In Thumbtack’s 11th annual Small Business Friendliness Survey, small business owners shared concerns about a declining economy, delayed retirement and an overall cautious approach to what the future may bring.
In the survey, each small business owner was asked to rate state government levels on the support, and friendliness, given to SMBs. The highest-ranking state this year was Delaware receiving an “A+” followed by Idaho with a “B+” and Arkansas with a “B-.” There were 21 states that received an “F” grade from small businesses including Arizona, California, Connecticut, Illinois, Indiana, Kentucky, Louisiana, Massachusetts, Maryland, Minnesota, Missouri, North Carolina, Nebraska, New Jersey, New York, Oregon, Pennsylvania, Tennessee, Texas, Washington and Wisconsin.
“Due to waning government support from the pandemic and uncertain economic conditions, more states received a failing grade in 2022 than ever before,” said David Steckel, senior director of strategic partnerships and new ventures at Thumbtack. “We’ve found that consumer behavior and general shifts in the economy can take about six months to trickle down to small businesses, and service professionals are often the last to feel the impact.”
According to the survey findings, nearly half (49 percent) of all service professionals are anticipating business conditions worsening in the next three months. This fear was found especially prevalent among Gen Z small business owners at 61 percent. When prompted, the survey respondents said these fears are based on concerns for “work slowing down” in the case of a recession (31 percent) and “not being able to support themselves” (34 percent).
An additional generational divide was found in the motive for starting a small business as well as perceptions around the business. Gen Z and Millennials both value personal autonomy and when asked what motivated them to start their own small business, Gen Z (82 percent) and Millennials (64 percent) small business owners’ top reason was the “ability to be my own boss” with “schedule flexibility” coming in at a close second for both generations as well.
Gen Z small business owners were also found to have better gender balance, and less likelihood of considering the federal and state governments to be supportive. They are also more likely to have increased prices over the past year.

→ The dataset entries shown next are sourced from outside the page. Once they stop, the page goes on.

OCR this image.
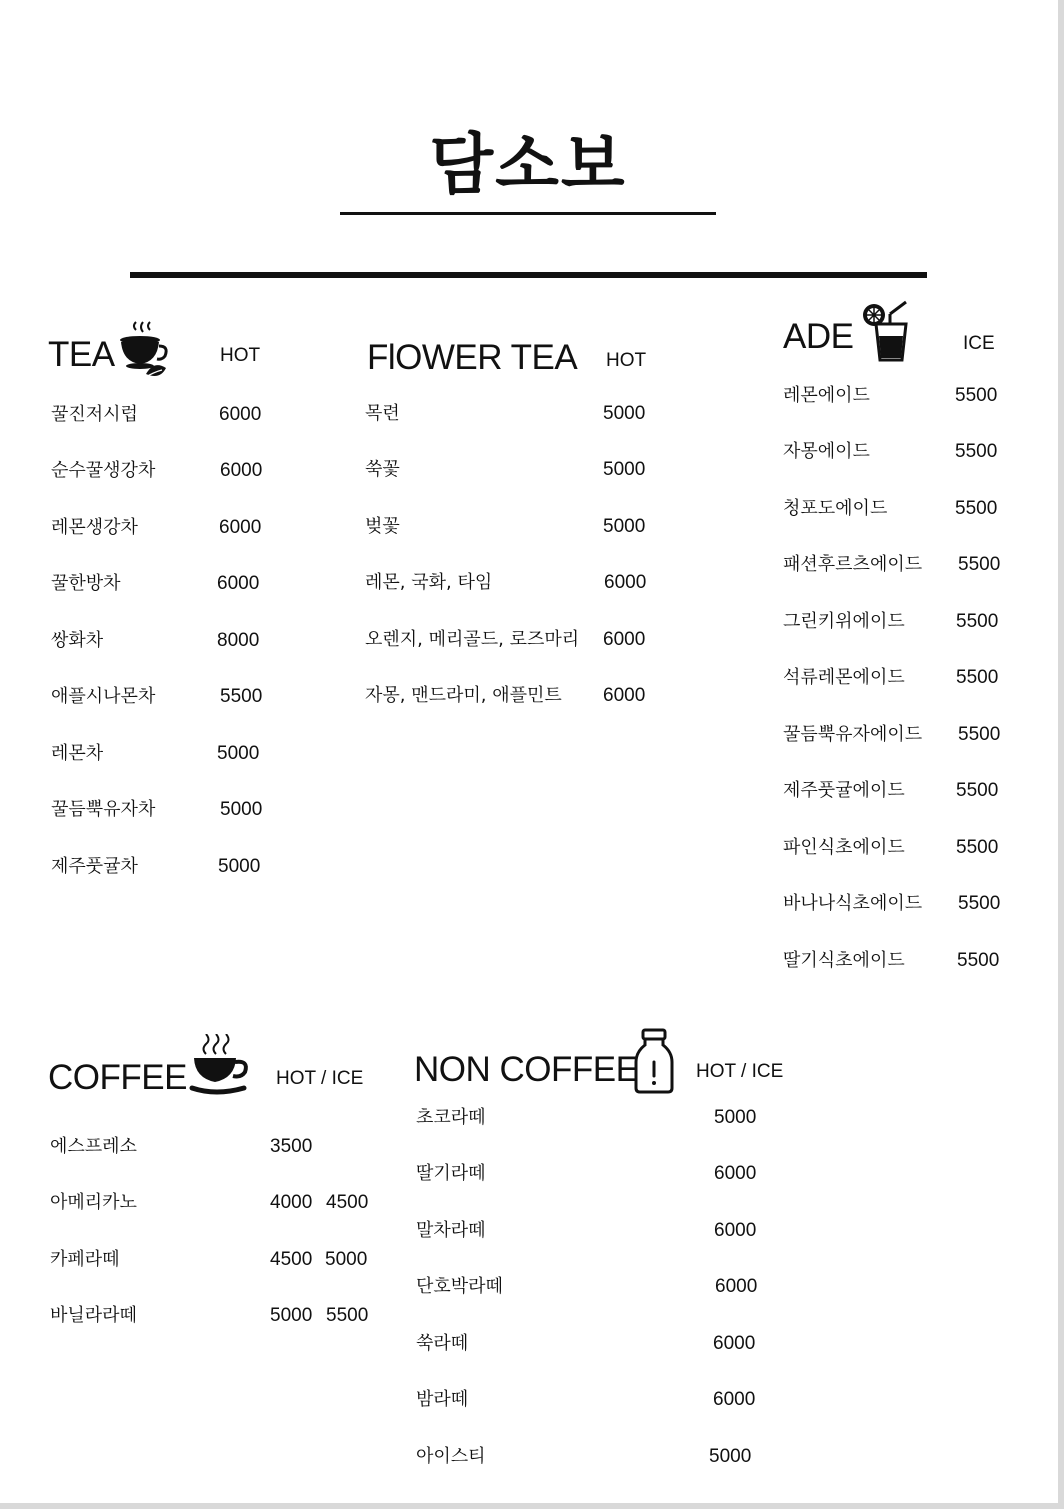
담소보
TEA	HOT
꿀진저시럽	6000
순수꿀생강차	6000
레몬생강차	6000
꿀한방차	6000
쌍화차	8000
애플시나몬차	5500
레몬차	5000
꿀듬뿍유자차	5000
제주풋귤차	5000
FlOWER TEA HOT
목련	5000
쑥꽃	5000
벚꽃	5000
레몬, 국화, 타임	6000
오렌지, 메리골드, 로즈마리 6000
자몽, 맨드라미, 애플민트 6000
ADE	ICE
레몬에이드	5500
자몽에이드	5500
청포도에이드	5500
패션후르츠에이드 5500
그린키위에이드	5500
석류레몬에이드	5500
꿀듬뿍유자에이드 5500
제주풋귤에이드	5500
파인식초에이드	5500
바나나식초에이드 5500
딸기식초에이드	5500
COFFEE	HOT / ICE
에스프레소	3500
아메리카노	4000 4500
카페라떼	4500 5000
바닐라라떼	5000 5500
NON COFFEE	HOT / ICE
초코라떼	5000
딸기라떼	6000
말차라떼	6000
단호박라떼	6000
쑥라떼	6000
밤라떼	6000
아이스티	5000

“Being a tech-first generation, Gen Z business owners are more nimble and likely to pass on costs to consumers as soon as they see an impact on their business,” Steckel said. “Over a third (35 percent) of Gen Z business owners increased prices due to the rise in the cost of materials and supplies, as compared to 26 percent of Gen X and 28 percent of Baby Boomer small business owners.”
In the consumer portion of the survey, respondents provided that overall, they still want to spend with SMBs in their local communities, with 80 percent of Americans reporting they give at least some consideration to using small, local businesses in their day-to-day spending. At the same time, while “Supporting the local economy/my neighbors,” was the top reason for supporting local small businesses over national chains (62 percent), Gen Z (26 percent) and Millennials (27 percent) were the most likely generations to site “political or ethical agreement” as a reason they might support a local small business.
“While the current conditions are leaving small business owners of every age worried about what the future holds, the strong consumer sentiment we’ve seen around continuing to support small businesses provides a silver lining as consumers prioritize supporting their local economies, particularly ahead of the holiday season,” Steckel said.